Tufts is joining a major U.S. Department of Energy (DOE) funded center called the Quantum Systems Accelerator (QSA), led by Lawrence Berkeley National Laboratory. The center hopes to create the next generation of quantum computers and apply them to the study of some of the most challenging problems in physics, chemistry, materials science, and more.

The QSA is one of five new DOE Quantum Information Science research centers announced on Aug. 26, and will be funded with $115 million over five years, supporting dozens of scientists at 15 institutions.

Peter Love, an associate professor of physics, will lead Tufts’ participation in the project. “We have long been interested in using quantum computers for calculations in physics and chemistry,” said Love.  

“A large-scale quantum computer would be a very powerful instrument for studying everything from the structure of large molecules to the nature and behavior of subatomic particles,” he said. “The only difficulty is that the quantum computers we need don’t exist yet.”

Quantum computers employ a fundamentally different approach to computing than those existing now, using quantum states of atoms, ions, light, quantum dots or superconducting circuits to store information.

The QSA will bring together world-class researchers and facilities to develop quantum systems that could significantly exceed the capability of today’s computers.
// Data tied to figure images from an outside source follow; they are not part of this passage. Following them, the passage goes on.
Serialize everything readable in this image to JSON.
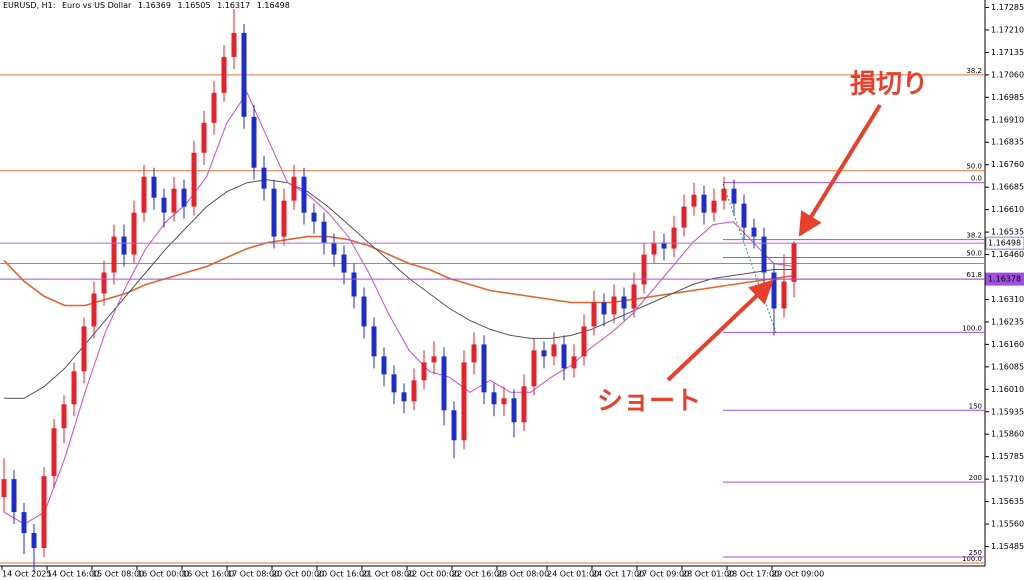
{
  "chart_data": {
    "type": "candlestick",
    "symbol": "EURUSD, H1:",
    "description": "Euro vs US Dollar",
    "ohlc_header": [
      1.16369,
      1.16505,
      1.16317,
      1.16498
    ],
    "up_color": "#e8202a",
    "down_color": "#1c2cd1",
    "ylim": [
      1.1542,
      1.1731
    ],
    "yticks": [
      1.17285,
      {
        "value": 1.1721,
        "label": "1.17210"
      },
      1.17135,
      {
        "value": 1.1706,
        "label": "1.17060"
      },
      1.16985,
      {
        "value": 1.1691,
        "label": "1.16910"
      },
      1.16835,
      {
        "value": 1.1676,
        "label": "1.16760"
      },
      1.16685,
      {
        "value": 1.1661,
        "label": "1.16610"
      },
      1.16535,
      {
        "value": 1.1646,
        "label": "1.16460"
      },
      {
        "value": 1.1631,
        "label": "1.16310"
      },
      1.16235,
      {
        "value": 1.1616,
        "label": "1.16160"
      },
      1.16085,
      {
        "value": 1.1601,
        "label": "1.16010"
      },
      1.15935,
      {
        "value": 1.1586,
        "label": "1.15860"
      },
      1.15785,
      {
        "value": 1.1571,
        "label": "1.15710"
      },
      1.15635,
      {
        "value": 1.1556,
        "label": "1.15560"
      },
      1.15485
    ],
    "x_labels": [
      "14 Oct 2025",
      "14 Oct 16:00",
      "15 Oct 08:00",
      "16 Oct 00:00",
      "16 Oct 16:00",
      "17 Oct 08:00",
      "20 Oct 00:00",
      "20 Oct 16:00",
      "21 Oct 08:00",
      "22 Oct 00:00",
      "22 Oct 16:00",
      "23 Oct 08:00",
      "24 Oct 01:00",
      "24 Oct 17:00",
      "27 Oct 09:00",
      "28 Oct 01:00",
      "28 Oct 17:00",
      "29 Oct 09:00"
    ],
    "candles": [
      [
        1.1565,
        1.1578,
        1.156,
        1.1571
      ],
      [
        1.1571,
        1.1574,
        1.1556,
        1.156
      ],
      [
        1.156,
        1.1563,
        1.1546,
        1.1553
      ],
      [
        1.1553,
        1.1556,
        1.154,
        1.1548
      ],
      [
        1.1548,
        1.1575,
        1.1545,
        1.1572
      ],
      [
        1.1572,
        1.1591,
        1.1568,
        1.1588
      ],
      [
        1.1588,
        1.1599,
        1.1583,
        1.1596
      ],
      [
        1.1596,
        1.161,
        1.1592,
        1.1607
      ],
      [
        1.1607,
        1.1625,
        1.1603,
        1.1622
      ],
      [
        1.1622,
        1.1637,
        1.1618,
        1.1633
      ],
      [
        1.1633,
        1.1644,
        1.1629,
        1.164
      ],
      [
        1.164,
        1.1656,
        1.1636,
        1.1652
      ],
      [
        1.1652,
        1.1656,
        1.1642,
        1.1646
      ],
      [
        1.1646,
        1.1664,
        1.1643,
        1.166
      ],
      [
        1.166,
        1.1676,
        1.1657,
        1.1672
      ],
      [
        1.1672,
        1.1675,
        1.1661,
        1.1665
      ],
      [
        1.1665,
        1.1668,
        1.1655,
        1.166
      ],
      [
        1.166,
        1.1672,
        1.1657,
        1.1668
      ],
      [
        1.1668,
        1.1671,
        1.1658,
        1.1662
      ],
      [
        1.1662,
        1.1684,
        1.1659,
        1.168
      ],
      [
        1.168,
        1.1694,
        1.1676,
        1.169
      ],
      [
        1.169,
        1.1704,
        1.1686,
        1.17
      ],
      [
        1.17,
        1.1716,
        1.1697,
        1.1712
      ],
      [
        1.1712,
        1.1728,
        1.1708,
        1.172
      ],
      [
        1.172,
        1.1723,
        1.1688,
        1.1692
      ],
      [
        1.1692,
        1.1696,
        1.1671,
        1.1675
      ],
      [
        1.1675,
        1.1679,
        1.1664,
        1.1668
      ],
      [
        1.1668,
        1.1671,
        1.1648,
        1.1652
      ],
      [
        1.1652,
        1.1668,
        1.1649,
        1.1664
      ],
      [
        1.1664,
        1.1676,
        1.1661,
        1.1672
      ],
      [
        1.1672,
        1.1675,
        1.1656,
        1.166
      ],
      [
        1.166,
        1.1663,
        1.1653,
        1.1657
      ],
      [
        1.1657,
        1.166,
        1.1646,
        1.165
      ],
      [
        1.165,
        1.1653,
        1.1642,
        1.1646
      ],
      [
        1.1646,
        1.1649,
        1.1636,
        1.164
      ],
      [
        1.164,
        1.1643,
        1.1628,
        1.1632
      ],
      [
        1.1632,
        1.1635,
        1.1618,
        1.1622
      ],
      [
        1.1622,
        1.1625,
        1.1608,
        1.1612
      ],
      [
        1.1612,
        1.1615,
        1.1602,
        1.1606
      ],
      [
        1.1606,
        1.1609,
        1.1596,
        1.16
      ],
      [
        1.16,
        1.1603,
        1.1593,
        1.1597
      ],
      [
        1.1597,
        1.1608,
        1.1594,
        1.1604
      ],
      [
        1.1604,
        1.1614,
        1.1601,
        1.161
      ],
      [
        1.161,
        1.1617,
        1.1606,
        1.1612
      ],
      [
        1.1612,
        1.1615,
        1.1589,
        1.1594
      ],
      [
        1.1594,
        1.1597,
        1.1578,
        1.1584
      ],
      [
        1.1584,
        1.1614,
        1.1581,
        1.161
      ],
      [
        1.161,
        1.162,
        1.1606,
        1.1616
      ],
      [
        1.1616,
        1.1619,
        1.1596,
        1.16
      ],
      [
        1.16,
        1.1603,
        1.1592,
        1.1596
      ],
      [
        1.1596,
        1.1602,
        1.1592,
        1.1598
      ],
      [
        1.1598,
        1.1601,
        1.1585,
        1.159
      ],
      [
        1.159,
        1.1606,
        1.1587,
        1.1602
      ],
      [
        1.1602,
        1.1618,
        1.1599,
        1.1614
      ],
      [
        1.1614,
        1.1617,
        1.1608,
        1.1612
      ],
      [
        1.1612,
        1.162,
        1.1609,
        1.1616
      ],
      [
        1.1616,
        1.1619,
        1.1604,
        1.1608
      ],
      [
        1.1608,
        1.1616,
        1.1605,
        1.1612
      ],
      [
        1.1612,
        1.1626,
        1.1609,
        1.1622
      ],
      [
        1.1622,
        1.1634,
        1.1619,
        1.163
      ],
      [
        1.163,
        1.1633,
        1.1622,
        1.1626
      ],
      [
        1.1626,
        1.1636,
        1.1623,
        1.1632
      ],
      [
        1.1632,
        1.1635,
        1.1624,
        1.1628
      ],
      [
        1.1628,
        1.164,
        1.1625,
        1.1636
      ],
      [
        1.1636,
        1.165,
        1.1633,
        1.1646
      ],
      [
        1.1646,
        1.1654,
        1.1643,
        1.165
      ],
      [
        1.165,
        1.1653,
        1.1644,
        1.1648
      ],
      [
        1.1648,
        1.1659,
        1.1645,
        1.1655
      ],
      [
        1.1655,
        1.1666,
        1.1652,
        1.1662
      ],
      [
        1.1662,
        1.167,
        1.1659,
        1.1666
      ],
      [
        1.1666,
        1.1669,
        1.1656,
        1.166
      ],
      [
        1.166,
        1.1668,
        1.1657,
        1.1664
      ],
      [
        1.1664,
        1.1672,
        1.1661,
        1.1668
      ],
      [
        1.1668,
        1.1671,
        1.1659,
        1.1663
      ],
      [
        1.1663,
        1.1666,
        1.1651,
        1.1655
      ],
      [
        1.1655,
        1.1658,
        1.1648,
        1.1652
      ],
      [
        1.1652,
        1.1655,
        1.1636,
        1.164
      ],
      [
        1.164,
        1.1643,
        1.1619,
        1.1628
      ],
      [
        1.1628,
        1.1646,
        1.1625,
        1.1637
      ],
      [
        1.16369,
        1.16505,
        1.16317,
        1.16498
      ]
    ],
    "lines": [
      {
        "color": "#e2642a",
        "values": [
          1.1644,
          1.1637,
          1.1632,
          1.1629,
          1.1629,
          1.1631,
          1.1633,
          1.1636,
          1.1638,
          1.164,
          1.1642,
          1.1645,
          1.1648,
          1.165,
          1.1651,
          1.1652,
          1.1652,
          1.1651,
          1.1649,
          1.1646,
          1.1643,
          1.1641,
          1.1638,
          1.1636,
          1.1634,
          1.1633,
          1.1632,
          1.1631,
          1.163,
          1.163,
          1.163,
          1.1631,
          1.1632,
          1.1633,
          1.1634,
          1.1635,
          1.1636,
          1.1637,
          1.1638,
          1.1639
        ]
      },
      {
        "color": "#555555",
        "values": [
          1.1598,
          1.1598,
          1.1602,
          1.1608,
          1.1616,
          1.1624,
          1.1632,
          1.164,
          1.1648,
          1.1655,
          1.1662,
          1.1667,
          1.167,
          1.1671,
          1.167,
          1.1667,
          1.1662,
          1.1656,
          1.165,
          1.1644,
          1.1638,
          1.1633,
          1.1628,
          1.1624,
          1.1621,
          1.1619,
          1.1618,
          1.1618,
          1.1619,
          1.1621,
          1.1624,
          1.1627,
          1.163,
          1.1633,
          1.1636,
          1.1638,
          1.1639,
          1.164,
          1.1641,
          1.1641
        ]
      },
      {
        "color": "#d04ad0",
        "values": [
          1.156,
          1.1556,
          1.156,
          1.1578,
          1.16,
          1.162,
          1.1635,
          1.1648,
          1.1657,
          1.1663,
          1.1672,
          1.169,
          1.17,
          1.1685,
          1.167,
          1.1666,
          1.166,
          1.1652,
          1.164,
          1.1626,
          1.1614,
          1.1607,
          1.1605,
          1.16,
          1.1604,
          1.16,
          1.16,
          1.1605,
          1.1609,
          1.1615,
          1.162,
          1.1626,
          1.1634,
          1.1642,
          1.165,
          1.1656,
          1.1657,
          1.165,
          1.1643,
          1.1642
        ]
      }
    ],
    "fib_orange": {
      "color": "#e8733a",
      "levels": [
        {
          "label": "38.2",
          "price": 1.1706
        },
        {
          "label": "50.0",
          "price": 1.1674
        },
        {
          "price": 1.1643
        },
        {
          "label": "100.0",
          "price": 1.1543
        }
      ]
    },
    "fib_purple": {
      "color": "#a050e0",
      "levels": [
        {
          "label": "0.0",
          "price": 1.167
        },
        {
          "label": "38.2",
          "price": 1.1651
        },
        {
          "label": "50.0",
          "price": 1.1645
        },
        {
          "label": "61.8",
          "price": 1.16378
        },
        {
          "label": "100.0",
          "price": 1.162
        },
        {
          "label": "150",
          "price": 1.1594
        },
        {
          "label": "200",
          "price": 1.157
        },
        {
          "label": "250",
          "price": 1.1545
        }
      ]
    },
    "price_tags": [
      {
        "price": 1.16498,
        "color": "#a070d0",
        "text_color": "#5a2a90",
        "fill": "#ffffff"
      },
      {
        "price": 1.16378,
        "color": "#a050e0",
        "text_color": "#ffffff",
        "fill": "#a050e0"
      }
    ],
    "annotations": [
      "損切り",
      "ショート"
    ]
  }
}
Multidisciplinary teams across all the institutions will work toward advancing qubit technology—the manner and materials in which information is stored in a quantum state, and other components of quantum computers.

Love’s research will focus on developing simulation algorithms in areas such as particle and nuclear physics, which will be run by the new quantum computers. “It is important to work hard on the algorithms now, so we are ready when the hardware appears,” he said. Love is also part of a National Science Foundation-funded effort to develop a quantum computer and applications to run on it.

Quantum computing is an important and growing area of research at Tufts. Tom Vandervelde, an associate professor in electrical and computer engineering, Luke Davis, an assistant professor of chemistry, and Cristian Staii, an associate professor of physics, are exploring new materials capable of storing qubits.

Philip Shushkov, Charles W. Fotis Assistant Professor of Chemistry, has research focused on theoretical modeling of qubit materials, while Misha Kilmer, William Walker Professor of Mathematics, and Xiaozhe Hu, associate professor of mathematics, study quantum-inspired algorithms relevant to their research in linear algebra. Bruce Boghosian, professor of mathematics, also made some fundamental contributions to quantum simulation in the late 1990s.